Il n’est dans le monde aucune puissance égale à celle d’une conscience accusatrice. Elle fait trembler les héros qui n’avaient pas reculé en présence de milliers de combattants, et, plus forte que la mort même, elle Ote à ceux qui ne craignent rien et qui contemplent le trépas d’un œil calme leur armure de courage et de confiance. Elle sait nous faire reconnaître la justice de son jugement, lors même que tout le monde nous prodigue des louanges, et elle change en amertume ce qui nous était le plus cher et le plus précieux, quand nous devons en jouir au milieu de ses accablants reproches. « La voix de la mauvaise conscience, » dit Luther, « n’est pas un mal isolé, c’est une légion de maux, c’est un monstre, une furie, un démon. » — « Il est, » dit-il encore, « dans la nature d’une mauvaise conscience de nous pousser à la fuite, de nous remplir de terreur sans aucun motif, et de transformer notre prospérité en péril et en désolation. » Le méchant fuit, dit Salomon, sans qu’on le poursuive ; mais le juste est assuré comme un jeune lion. Moïse dit aussi : Le bruit d’une feuille émue te poursuivra et tu diras le matin : Qui me fera voir le soir ? Et le soir : Qui me fera voir le matin ? La mauvaise conscience est comme une mer agitée qui ne peut être apaisée que par le signe de la croix de Christ. C’est un ver rongeur que le sang du fils de Dieu peut seul anéantir.
Ha ! ha ! s’écrie dans cette extrémité le roi d’Israël, pâle et tremblant, certainement l’Eternel a appelé ces trois rois pour les livrer entre les mains de Moab. Voyez sous quelle face l’Eternel se montre dans la chambre obscure d’une mauvaise conscience. Envers celui qui est pur, dit le Psalmiste, tu te montres pur, mais envers le pervers, tu agis selon sa perversité. La défiance d’une âme chargée d’iniquités se reporte même sur le Très-Haut. Lorsque l’Eternel n’a que des vues de miséricorde à l’égard du pécheur, celui-ci ne voit dans les circonstances de sa vie que des pièges et des filets. La verge divine n’est à ses yeux qu’un instrument de supplice et de colère. Partout il croit voir les préparatifs du jugement. Ces trois rois, dit Joram. Il ne parle pas seulement du vice-roi d’Edom, mais il comprend aussi le pieux Josaphat dans la même condamnation que lui. — « La colère de Dieu nous a destinés à la destruction, » dit-il. Il ignore la différence morale qui existe entre lui et le roi de Juda ; ou du moins il ne veut pas l’avouer ni permettre aux autres de croire que lui seul soit condamné et non pas Josaphat. « Le Seigneur nous a appelés. » Oui, tandis que dans le moi il ne se trouve que des dards acérés, ce mot nous renferme quelques gouttes de baume et semble diminuer les tourments d’une conscience coupable. Avec quelle joie les enfants du monde ne s’en servent-ils pas en pareil cas à l’égard des enfants de Dieu, lorsqu’ils disent : « Nous avons été coupables en telle et telle chose ; nous devons nous efforcer d’agir mieux à l’avenir. » C’est ainsi que la différence morale qui existe entre eux et les chrétiens est adroitement dissimulée. Mais le Seigneur connaît ceux qui lui appartiennent ; il sait quand le nous doit faire place au je, et il réhabilite avec honneur celui qui a été compris injustement dans l’une de ces accusations collectives.

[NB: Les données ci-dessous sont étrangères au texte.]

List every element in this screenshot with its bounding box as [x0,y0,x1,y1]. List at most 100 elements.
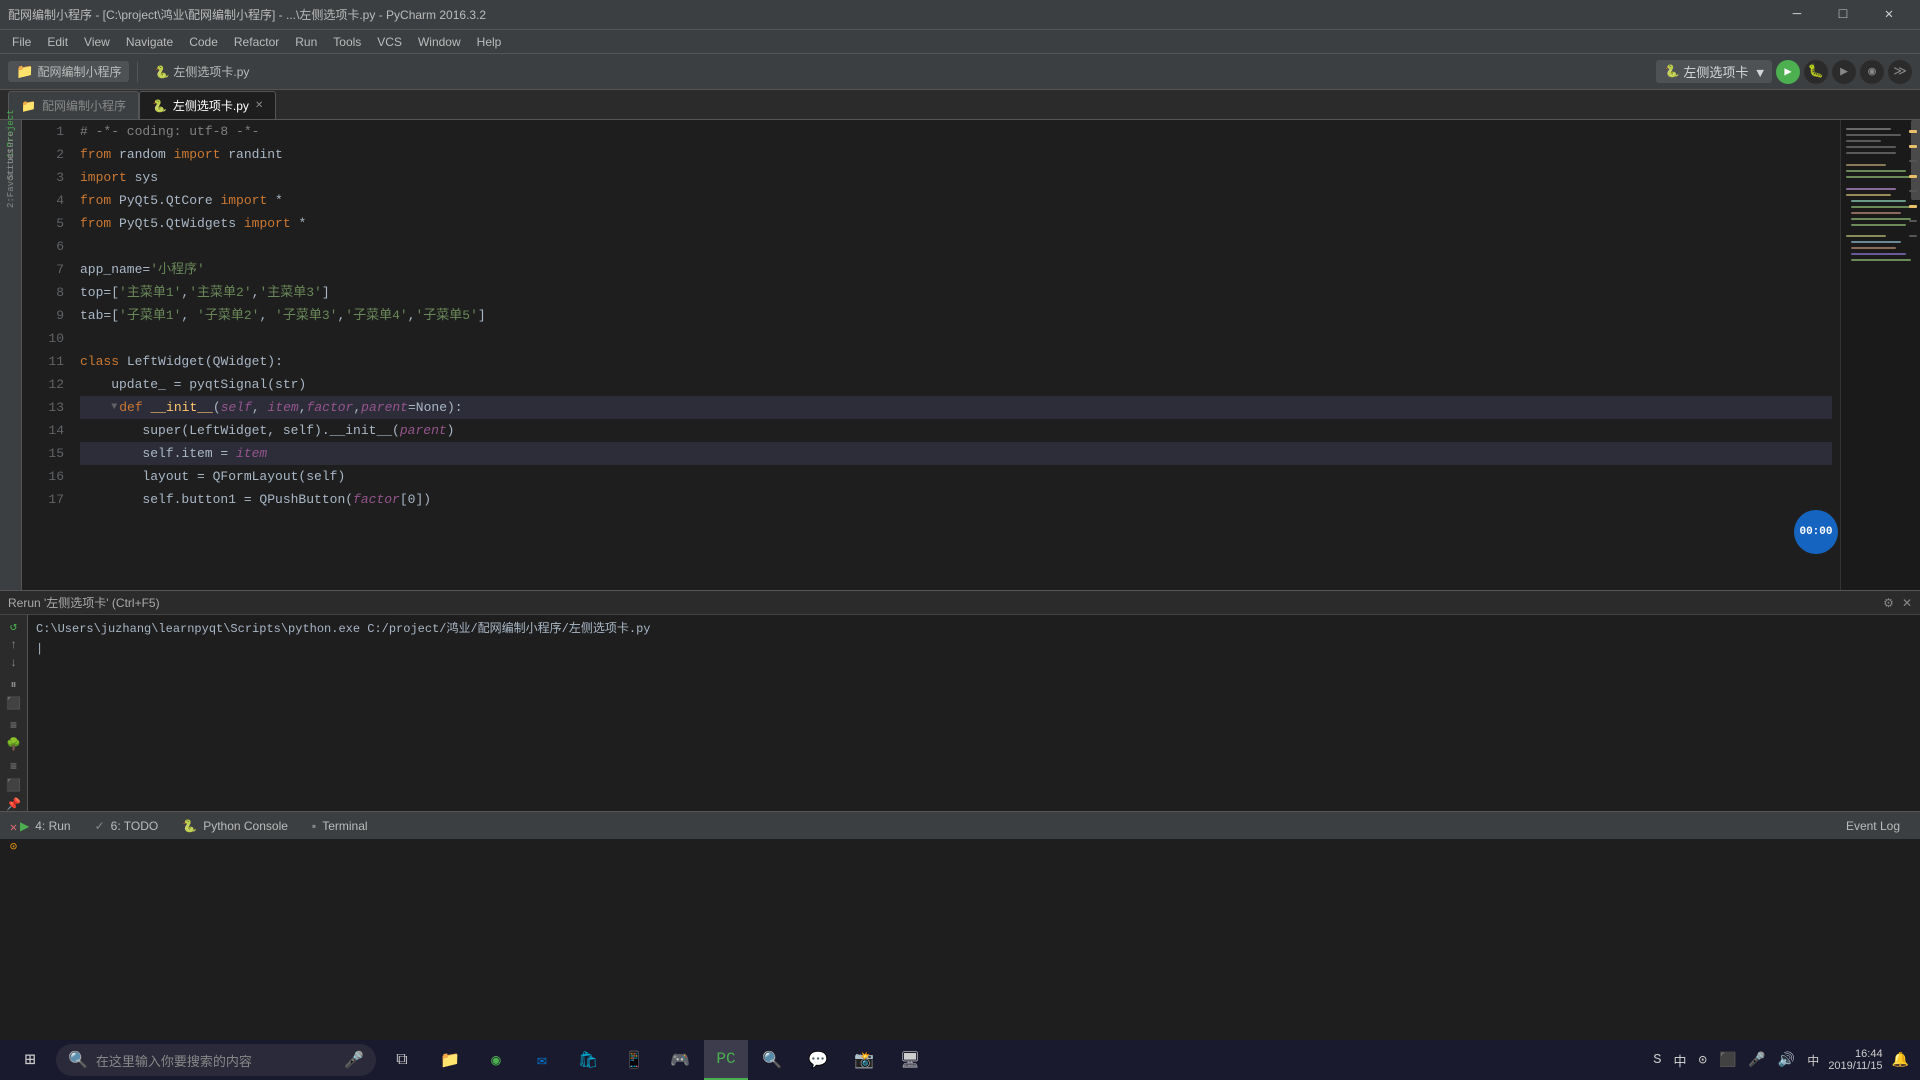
menu-window[interactable]: Window [410,33,469,51]
left-sidebar: 1:Project Structure 2:Favorites [0,120,22,590]
window-controls: ─ □ ✕ [1774,0,1912,30]
tray-chinese-ime[interactable]: 中 [1671,1051,1690,1070]
scroll-down-button[interactable]: ↓ [3,656,25,670]
filter-button[interactable]: ≡ [3,719,25,733]
start-button[interactable]: ⊞ [8,1040,52,1080]
run-sidebar: ↺ ↑ ↓ ⏸ ⬛ ≡ 🌳 ≡ ⬛ 📌 ✕ ⊙ [0,615,28,811]
taskbar-store[interactable]: 🛍 [566,1040,610,1080]
code-line-8: top=['主菜单1','主菜单2','主菜单3'] [80,281,1832,304]
task-view-button[interactable]: ⧉ [380,1040,424,1080]
code-line-11: class LeftWidget(QWidget): [80,350,1832,373]
event-log-label: Event Log [1846,819,1900,833]
status-terminal-label: Terminal [322,819,367,833]
pin-button[interactable]: 📌 [3,797,25,812]
tab-close-icon[interactable]: ✕ [255,100,263,111]
rerun-close-icon[interactable]: ✕ [1902,596,1912,610]
maximize-button[interactable]: □ [1820,0,1866,30]
step-button[interactable]: ⬛ [3,696,25,711]
taskbar-chrome[interactable]: ◉ [474,1040,518,1080]
status-tab-todo[interactable]: ✓ 6: TODO [83,812,171,840]
status-tab-python-console[interactable]: 🐍 Python Console [170,812,300,840]
tray-sound[interactable]: 🔊 [1775,1052,1798,1069]
menu-refactor[interactable]: Refactor [226,33,287,51]
taskbar: ⊞ 🔍 在这里输入你要搜索的内容 🎤 ⧉ 📁 ◉ ✉ 🛍 📱 🎮 PC 🔍 💬 … [0,1040,1920,1080]
taskbar-wechat[interactable]: 💬 [796,1040,840,1080]
file-tab[interactable]: 🐍 左侧选项卡.py [146,61,257,82]
scroll-up-button[interactable]: ↑ [3,638,25,652]
run-config-selector[interactable]: 🐍 左侧选项卡 ▼ [1656,60,1772,83]
taskbar-app9[interactable]: 📸 [842,1040,886,1080]
taskbar-search2[interactable]: 🔍 [750,1040,794,1080]
project-selector[interactable]: 📁 配网编制小程序 [8,61,129,82]
code-content[interactable]: # -*- coding: utf-8 -*- from random impo… [72,120,1840,590]
tray-app1[interactable]: S [1650,1052,1664,1068]
file-name: 左侧选项卡.py [173,63,249,80]
rerun-settings-icon[interactable]: ⚙ [1883,596,1894,610]
taskbar-app10[interactable]: 🖥 [888,1040,932,1080]
tray-network[interactable]: 中 [1804,1052,1822,1069]
more-button[interactable]: ≫ [1888,60,1912,84]
cover-button[interactable]: ▶ [1832,60,1856,84]
settings-small-button[interactable]: ≡ [3,760,25,774]
run-button[interactable]: ▶ [1776,60,1800,84]
copy-button[interactable]: ⬛ [3,778,25,793]
line-numbers: 1 2 3 4 5 6 7 8 9 10 11 12 13 14 15 16 1… [22,120,72,590]
bottom-panel: Rerun '左侧选项卡' (Ctrl+F5) ⚙ ✕ ↺ ↑ ↓ ⏸ ⬛ ≡ … [0,590,1920,811]
taskbar-time: 16:44 [1828,1048,1882,1060]
minimize-button[interactable]: ─ [1774,0,1820,30]
menu-code[interactable]: Code [181,33,226,51]
pause-button[interactable]: ⏸ [3,678,25,692]
project-name: 配网编制小程序 [37,63,121,80]
menu-tools[interactable]: Tools [325,33,369,51]
menu-run[interactable]: Run [287,33,325,51]
status-run-label: 4: Run [35,819,70,833]
run-terminal[interactable]: C:\Users\juzhang\learnpyqt\Scripts\pytho… [28,615,1920,811]
taskbar-pycharm[interactable]: PC [704,1040,748,1080]
code-line-4: from PyQt5.QtCore import * [80,189,1832,212]
taskbar-datetime[interactable]: 16:44 2019/11/15 [1828,1048,1882,1072]
status-python-console-label: Python Console [203,819,288,833]
tab-project[interactable]: 📁 配网编制小程序 [8,91,139,119]
code-line-15: self.item = item [80,442,1832,465]
tray-mic[interactable]: 🎤 [1745,1052,1768,1069]
tray-app3[interactable]: ⊙ [1696,1052,1710,1069]
taskbar-app5[interactable]: 📱 [612,1040,656,1080]
tab-active-file[interactable]: 🐍 左侧选项卡.py ✕ [139,91,276,119]
close-button[interactable]: ✕ [1866,0,1912,30]
tree-button[interactable]: 🌳 [3,737,25,752]
menu-edit[interactable]: Edit [39,33,76,51]
menu-file[interactable]: File [4,33,39,51]
debug-button[interactable]: 🐛 [1804,60,1828,84]
rerun-button[interactable]: ↺ [3,619,25,634]
taskbar-search[interactable]: 🔍 在这里输入你要搜索的内容 🎤 [56,1044,376,1076]
status-bar: ▶ 4: Run ✓ 6: TODO 🐍 Python Console ▪ Te… [0,811,1920,839]
taskbar-outlook[interactable]: ✉ [520,1040,564,1080]
run-command-text: C:\Users\juzhang\learnpyqt\Scripts\pytho… [36,622,650,636]
menu-help[interactable]: Help [469,33,510,51]
taskbar-date: 2019/11/15 [1828,1060,1882,1072]
project-tab-label: 配网编制小程序 [42,97,126,114]
code-line-16: layout = QFormLayout(self) [80,465,1832,488]
code-line-7: app_name='小程序' [80,258,1832,281]
main-layout: 1:Project Structure 2:Favorites 1 2 3 4 … [0,120,1920,590]
tray-app4[interactable]: ⬛ [1716,1052,1739,1069]
run-cursor-line: | [36,639,1912,659]
status-tab-terminal[interactable]: ▪ Terminal [300,812,380,840]
profile-button[interactable]: ◉ [1860,60,1884,84]
status-tab-run[interactable]: ▶ 4: Run [8,812,83,840]
taskbar-app6[interactable]: 🎮 [658,1040,702,1080]
warning-button[interactable]: ⊙ [3,839,25,854]
code-line-10 [80,327,1832,350]
rerun-right: ⚙ ✕ [1883,596,1912,610]
run-config-label: 左侧选项卡 ▼ [1683,62,1764,81]
code-line-14: super(LeftWidget, self).__init__(parent) [80,419,1832,442]
menu-vcs[interactable]: VCS [369,33,410,51]
taskbar-explorer[interactable]: 📁 [428,1040,472,1080]
editor-tabs: 📁 配网编制小程序 🐍 左侧选项卡.py ✕ [0,90,1920,120]
editor-area[interactable]: 1 2 3 4 5 6 7 8 9 10 11 12 13 14 15 16 1… [22,120,1920,590]
sidebar-favorites-icon[interactable]: 2:Favorites [1,168,21,188]
menu-navigate[interactable]: Navigate [118,33,181,51]
event-log-tab[interactable]: Event Log [1834,812,1912,840]
tray-notification[interactable]: 🔔 [1889,1052,1912,1069]
menu-view[interactable]: View [76,33,118,51]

A peine les plaintes de Joram ont-elles rompu le morne silence du camp, que Josaphat, le noble prince de Juda, prend à son tour la parole ; il paraît plus résigné, plus tranquille que Joram, et il parle comme un homme certain d’avoir dans le ciel un libérateur aussi bien qu’un juge. Mais on demandera peut-être pourquoi il se trouve enveloppé dans le malheur de Joram, s’il possède véritablement la faveur de Dieu. — Hélas ! Josaphat ne peut l’attribuer qu’à lui-même. Celui qui donne la main à l’impie, ne doit pas se plaindre s’il est renversé, lorsque la foudre frappe la maison de son allié. Josaphat pouvait prêter secours à Joram ; mais il était allé trop loin en répondant avec tant de chaleur : Fais ton compte de moi comme de toi et de mon peuple comme de ton peuple. Il ne lui avait pas même rappelé par un seul mot qu’il avait mérité la révolte des Moabites en abandonnant lui-même le Dieu de ses pères. C’était mal de témoigner tant de tendresse à un apostat idolâtre, et l’on ne peut considérer cette conduite que comme le fruit d’un moment de faiblesse et d’oubli de Dieu. Le bon roi devait donc en recevoir de l’humiliation, et une humiliation qui restât profondément gravée dans son cœur pour le préserver désormais de retomber dans cet égarement ; c’est pourquoi il ne fut point épargné par la main de Dieu. Mais tandis que Joram fut châtié, Josaphat fut visité par l’amour de son Père céleste.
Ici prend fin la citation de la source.